I might be able to fix this by tweaking weights in the H file, but I can do that later.

I'm skipping the DIV instructions for now, I don't want to get sucked into that mess right now. For that matter, I'm skipping all 32-bit instructions too. I'll come back when 8 and 16 bit code is correct.

Down to the sign and zero extend instructions now. Remember the SB trick to clear the upper byte? That might be handy now.
srl r0, 8 12+2*8 2
Total: 28 2

swpb r0 10 2
sb r0, r0 14 2
Total: 24 4

Maybe not. I guess I'll leave this alone.

The shift-and-cast peepholes are broken after the recent GCC changes. So this is a good time to reevaluate the left shift and cast code. I have two options:
srl r0, N+8 12+2*8+2*N 2
Total: 28+2*N 2

srl r0, N 12+2*N 2
swpb r0 10 2
Total: 22+2*N 4

I guess I'm sticking with a single instruction then. There is a break in the pattern for a left shift of one:
a r1, r1 14 2
swpb r1 10 2

This is 24 cycles, compared to 30 cycles for a single instruction, which doesn't look too bad except that there is an additional 4 cycles imposed for reading an instruction from memory. The revised numbers would then be 32 and 34, a lot closer, but still slightly faster. I'll leave that alone for now.

Next up: optimized byte initializers.

Monday, June 20, 2011

I'm glad I'm doing these coverage tests, since I've just found another problem with shift operations.

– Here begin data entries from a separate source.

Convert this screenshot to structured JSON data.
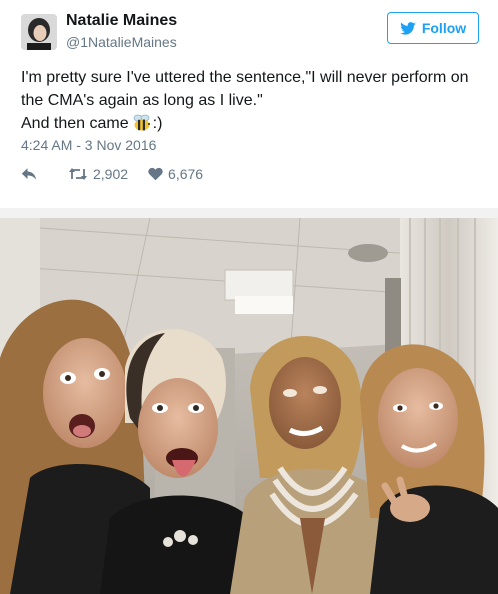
{
  "tweet": {
    "author": {
      "name": "Natalie Maines",
      "handle": "@1NatalieMaines"
    },
    "follow_label": "Follow",
    "text_lines": [
      "I'm pretty sure I've uttered the sentence,\"I will never perform on",
      "the CMA's again as long as I live.\""
    ],
    "text_last_prefix": "And then came",
    "text_last_suffix": ":)",
    "emoji": "bee-emoji",
    "timestamp": "4:24 AM - 3 Nov 2016",
    "retweets": "2,902",
    "likes": "6,676"
  },
  "icons": {
    "follow": "twitter-bird-icon",
    "reply": "reply-icon",
    "retweet": "retweet-icon",
    "like": "heart-icon"
  },
  "colors": {
    "accent": "#1da1f2",
    "secondary_text": "#657786",
    "primary_text": "#14171a"
  },
  "photo": {
    "alt": ""
  }
}
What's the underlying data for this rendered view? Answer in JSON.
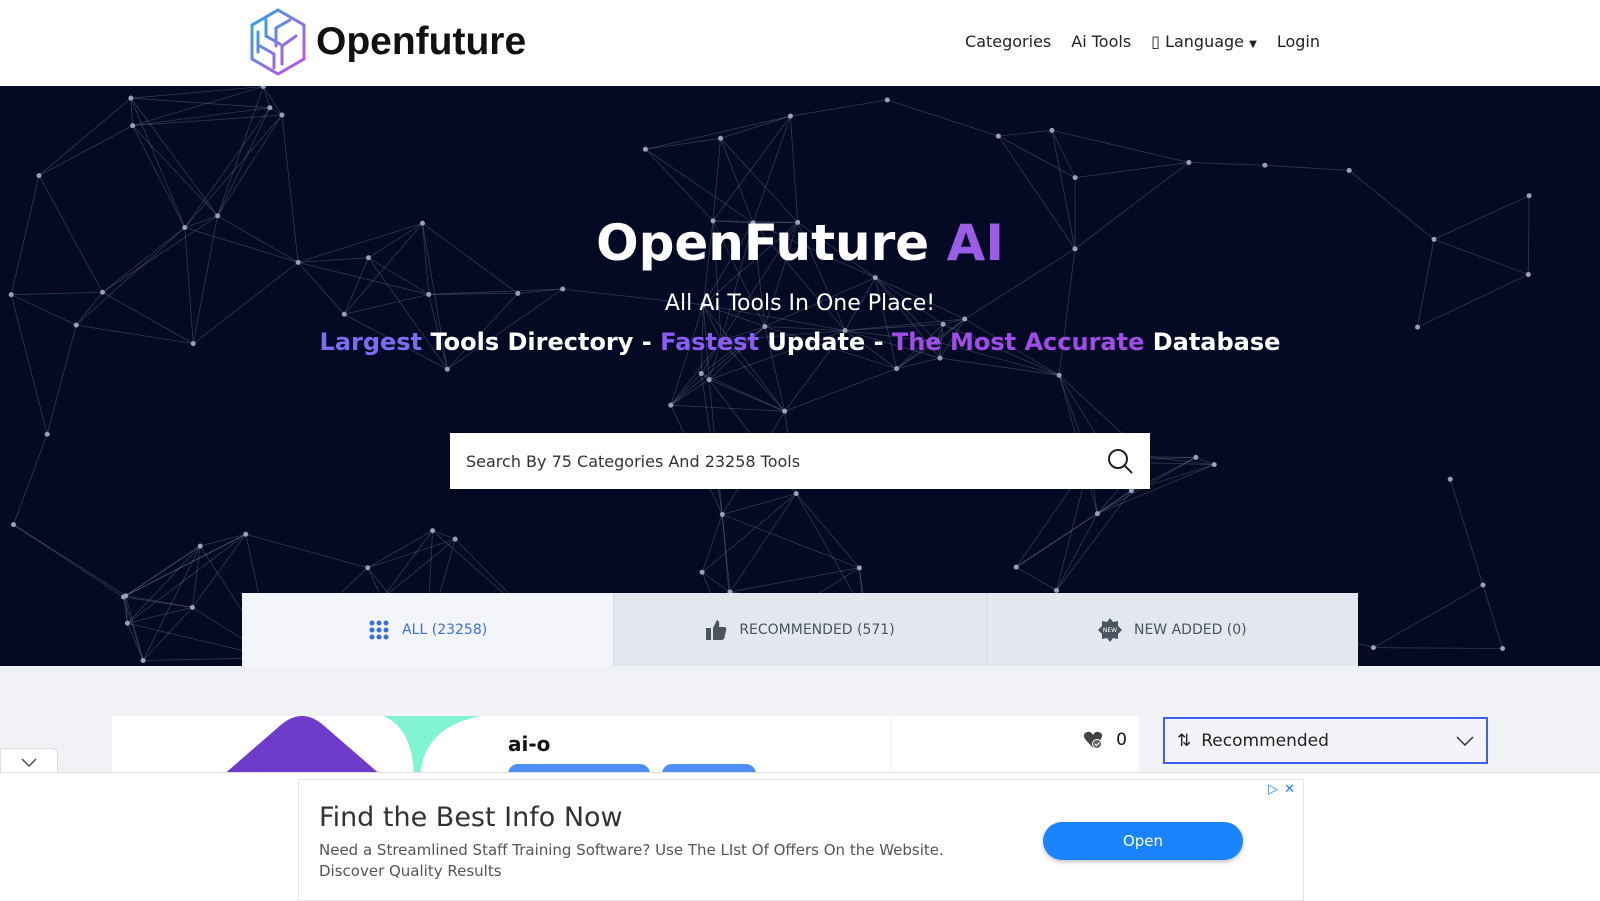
{
  "brand": {
    "name": "Openfuture"
  },
  "nav": {
    "items": [
      "Categories",
      "Ai Tools",
      "Language",
      "Login"
    ],
    "language_icon": "globe-icon"
  },
  "hero": {
    "title": "OpenFuture",
    "title_accent": "AI",
    "subtitle": "All Ai Tools In One Place!",
    "tagline": [
      {
        "t": "Largest",
        "accent": true
      },
      {
        "t": " Tools Directory - ",
        "accent": false
      },
      {
        "t": "Fastest",
        "accent": true
      },
      {
        "t": " Update - ",
        "accent": false
      },
      {
        "t": "The Most Accurate",
        "accent": true
      },
      {
        "t": " Database",
        "accent": false
      }
    ],
    "search_placeholder": "Search By 75 Categories And 23258 Tools"
  },
  "tabs": [
    {
      "label": "ALL (23258)",
      "icon": "grid-icon",
      "active": true
    },
    {
      "label": "RECOMMENDED (571)",
      "icon": "thumbs-up-icon"
    },
    {
      "label": "NEW ADDED (0)",
      "icon": "new-badge-icon"
    }
  ],
  "tool": {
    "name": "ai-o",
    "likes": "0"
  },
  "sort": {
    "selected": "Recommended"
  },
  "ad": {
    "headline": "Find the Best Info Now",
    "description": "Need a Streamlined Staff Training Software? Use The LIst Of Offers On the Website. Discover Quality Results",
    "button": "Open"
  },
  "colors": {
    "accent_purple": "#9b5de5",
    "tab_active": "#3b6fe0",
    "hero_bg": "#050a24",
    "ad_button": "#1a84ff"
  }
}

Performing "(char)X<<=2" results in this sequence:

sra r1, 8 14+2*8 cycles 2 bytes
sla r1, 2 14+2*2 cycles 2 bytes
swpb r1 10 cycles 2 bytes
Total: 54 cycles, 6 bytes

Ick.
This has been fixed to match the unsigned shift code:

andi r1, >FF00 14+4 cycles 4 bytes
sla r1, 2 14+2*2 cycles 2 bytes
Total: 36 cycles, 6 bytes

Much better.

There's also a problem with AND, for some reason "a&b" is being converted to:
inv r1
szc r1, r1

The value stored in r2 is lost. It turns out that this instruction is generated by define_split. It converts a single AND to a NOT, AND_NOT sequence. Unfortunately, there was a typo in the extra step. Two of the three intermediate expressions were equivalent. Of course, those were the two passed on to define_insn, resulting in the lost register expression. All fixed now.
I'm going through the machine description file, making sure the emitted code is correct. I've yet to act on the earlier notes.

Right now, I'm looking at left shifted byte quantities. The problem here is that I can't just use a single left shift instruction because junk will just be shifted into the low order bits. It looks like I have two options:

Form 1: Mask off lower bits in word mode, then shift:
andi R1, >FF00 14+4 4 bytes
sla R1, N 12+2N 2 bytes
Total: 30+2N 6 bytes

Form 2: Swap bytes, shift, then restore
swpb R0 10 2 bytes
sla R1, N 12+2N 2 bytes
swpb R0 10 2 bytes
Total: 32+2N 6 bytes

Form 1 is slightly faster, and is more correct. The condition flags are left in the proper state. Form 2 would result in random condition flags, since SWPB does not modify flags, and SLA would set the flags based on the random contents of the unused byte. So I'll be using form one for this stuff.

Here's a neat idea I had while looking at the opcodes. I can clear the upper byte by SBing at register with itself. This saves two clocks and two bytes:
sb R0, R0 14 cycles, 2 bytes
andi R0, >00FF 14+2 cycles, 4 bytes

I can't use this right now, but I added the idea here so I wouldn't forget.

Wednesday, June 15, 2011

So, just how costly is that "movb @(b+94)(r10), @(b+94)(r10)" instruction?
14+8+8 = 30 clocks, 6 bytes

We can do better than that.

mov @(b+94)(r10), r0 : 14+8 = 22 clocks, 4 bytes

That's about 25% faster and 30% smaller, with the added cost of a temp register. That's not bad.

I took a look at the machine description file, and I really need to go through it line by line. I've seen a few bugs in uncommon branches. Also, that file is a mess since I've tried so many different approaches. Additionally, the 32-bit instructions have not been exercised much and could stand to be looked at again.

Also, look at "ai" emitters for byte quantities. I'm seeing stuff like ">FFE9 * 256", this just looks wrong.